L’exposition «Américains» actuellement présentée à l’American Indian Museum vise à effacer les mythes populaires sur l’histoire amérindienne, en mettant en lumière les vérités complexes et souvent laides cachées sous les récits simplistes que nous avons tendance à imaginer. (Paul Morigi / Images AP pour NMAI)Rien de tout cela n'atténue les difficultés très réelles endurées par les Cherokees et les autres Amérindiens obligés d'abandonner leurs terres ancestrales à la suite de la loi sur les indiens. Adopté au printemps 1830, le projet de loi avait fait l’objet d’un débat approfondi au Sénat (où il avait été adopté par 28 voix contre 19) en avril et à la Chambre des représentants (où il avait été adopté 102 à 97) en mai. En dépit d’une campagne soutenue et courageuse de la part de John Ross pour préserver les droits de propriété de son peuple, y compris de nombreuses visites à la Maison Blanche avec Jackson, l’afflux de colons blancs et des incitations économiques ont finalement rendu l’élan du projet de loi insurmontable. Au total, le processus de renvoi a coûté la vie à plus de 11 000 Indiens, dont 2 000 à 4 000 Cherokee.

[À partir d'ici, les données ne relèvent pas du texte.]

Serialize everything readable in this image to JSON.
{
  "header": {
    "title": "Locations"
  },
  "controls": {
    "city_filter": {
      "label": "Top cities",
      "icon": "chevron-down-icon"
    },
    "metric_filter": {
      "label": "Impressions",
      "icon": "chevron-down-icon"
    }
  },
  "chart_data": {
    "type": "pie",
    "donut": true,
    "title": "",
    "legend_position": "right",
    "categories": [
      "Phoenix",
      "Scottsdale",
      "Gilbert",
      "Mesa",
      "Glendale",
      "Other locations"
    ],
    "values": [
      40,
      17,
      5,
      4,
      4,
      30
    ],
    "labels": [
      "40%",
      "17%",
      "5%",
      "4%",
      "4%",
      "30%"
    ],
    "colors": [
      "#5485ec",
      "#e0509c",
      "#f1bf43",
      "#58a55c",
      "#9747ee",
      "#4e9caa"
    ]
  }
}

Cependant, ce que la possession d'esclaves de Ross et d'autres dirigeants des Nations civilisées signifie, c'est que nos postulats concernant des héros et des méchants clairement différenciés méritent d'être retenus.
«Je ne sais pas pourquoi notre cerveau rend si difficile de calculer que Jackson avait une politique indienne terrible et une démocratie américaine radicalement élargie», a déclaré Smith, ou que John Ross était un dirigeant habile pour le pays cherokee qui combattait la politique criminelle. de suppression avec chaque once de force, mais aussi un homme qui croyait profondément en l'esclavage des Noirs et pratiquait son esclavage. "
Comme l'a dit Paul Chaat Smith pour conclure ses remarques, la meilleure maxime à prendre à cœur face à ce type d'histoire peut être une citation du dirigeant anticolonial africain Amílcar Cabral: «Ne mentez pas et ne revendiquez aucune victoire facile».
Des "Américains" seront présentés au Musée national des Indiens d'Amérique jusqu'en 2022.